In Tunisia, where Aphros lived as a sea-god, there is a Roman mosaic depicting him in the company of his half-brother Neptune (the Roman version of Poseidon, the King of the Sea).

Bardo Venus + Centauresses
Another Roman mosaic here (see above) portrays the goddess Venus (the Roman Aphrodite) being crowned by a pair of Centauresses. (Born in the sea, Venus-Aphrodite appears elsewhere being raised from the waves by Aphros and another Fish-Centaur.)

Taking it back to the central question of the birth of new Centaurs, there is a relief sculpture on a Roman sarcophagus from France depicting Ariadne and the train of the wine-god Dionysos [Dionysus].

Centauress + Foal In the dead centre of the piece (see above) is a Centauress and her little Centaur-foal, engaged in an embrace much like one described by Philostratus in the Eikónes. (Check out the full spread of the art piece here.)


The First Female Centaur?

What I've heard described as the earliest extant imagery of the Gorgon Medusa (also in relief, but from nearly a thousand years before the sarcophagus mentioned above) depicts her as a Centauress being beheaded by the hero Perseus (see below).
Centauress Medusa + Perseus

The connections with her lover Poseidon are interesting since he is the god of horses, and we also know that, in her death, Medusa gave birth to their son Pegasos [Pegasus], who is a winged horse. In Ovid's Metamorphoses, Poseidon takes the form of a bird in order to mate with Medusa, while in a different version (similarly to his father Kronos before him) Poseidon becomes a stallion. Both versions are designed to explain Pegasos' features.

Meanwhile, on account of scanty evidence in both literature and art, it is rather somewhat of a mystery what exactly Pegasos' twin brother Khrysaor [Chrysaor] is supposed to have looked like. Lycophron and Nonnus seem to have envisioned him as humanoid, referring to him, respectively, as "man" and "boy".

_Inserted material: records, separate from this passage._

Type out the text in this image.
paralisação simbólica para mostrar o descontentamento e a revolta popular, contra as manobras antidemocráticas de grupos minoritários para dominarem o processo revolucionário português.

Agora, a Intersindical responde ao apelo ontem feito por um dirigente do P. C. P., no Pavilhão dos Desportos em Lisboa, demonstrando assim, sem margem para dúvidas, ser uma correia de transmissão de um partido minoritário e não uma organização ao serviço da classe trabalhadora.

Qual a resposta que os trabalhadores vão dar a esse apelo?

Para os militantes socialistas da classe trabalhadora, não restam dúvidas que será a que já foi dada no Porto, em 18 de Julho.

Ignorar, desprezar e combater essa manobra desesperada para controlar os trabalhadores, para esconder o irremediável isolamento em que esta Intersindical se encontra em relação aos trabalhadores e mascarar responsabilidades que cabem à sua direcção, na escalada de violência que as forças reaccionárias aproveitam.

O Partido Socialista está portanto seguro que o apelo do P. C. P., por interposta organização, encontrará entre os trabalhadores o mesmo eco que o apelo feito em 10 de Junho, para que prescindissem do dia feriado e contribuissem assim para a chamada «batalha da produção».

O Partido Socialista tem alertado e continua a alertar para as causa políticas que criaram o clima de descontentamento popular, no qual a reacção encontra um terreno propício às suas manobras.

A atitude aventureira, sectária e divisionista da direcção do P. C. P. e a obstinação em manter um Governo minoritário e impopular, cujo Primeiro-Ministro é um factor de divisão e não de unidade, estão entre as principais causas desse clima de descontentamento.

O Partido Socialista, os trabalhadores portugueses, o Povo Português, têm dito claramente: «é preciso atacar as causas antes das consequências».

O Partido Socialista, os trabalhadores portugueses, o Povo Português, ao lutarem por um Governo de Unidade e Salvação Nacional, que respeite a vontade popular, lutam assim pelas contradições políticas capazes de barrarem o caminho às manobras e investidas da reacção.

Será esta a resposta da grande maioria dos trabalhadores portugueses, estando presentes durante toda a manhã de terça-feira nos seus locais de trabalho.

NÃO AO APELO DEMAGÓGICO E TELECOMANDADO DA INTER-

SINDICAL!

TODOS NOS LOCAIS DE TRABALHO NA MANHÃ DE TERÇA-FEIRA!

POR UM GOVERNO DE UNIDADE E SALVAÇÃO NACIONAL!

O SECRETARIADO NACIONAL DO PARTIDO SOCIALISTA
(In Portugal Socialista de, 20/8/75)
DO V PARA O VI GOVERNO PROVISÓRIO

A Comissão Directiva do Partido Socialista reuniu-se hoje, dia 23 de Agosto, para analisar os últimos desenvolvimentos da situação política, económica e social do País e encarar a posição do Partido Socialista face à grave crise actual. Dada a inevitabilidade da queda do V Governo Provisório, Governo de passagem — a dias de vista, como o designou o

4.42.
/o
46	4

Theoi.com speculates that he could have been a monstrous winged boar, based on the fact that his son, the triple-bodied giant Geryones, carries a shield bearing such an emblem. It would be kinda cool to think that he was a Centaur, born, as Hesiod describes him, wielding a golden blade, not unlike the one used to slay his mother just before he sprang forth into the world.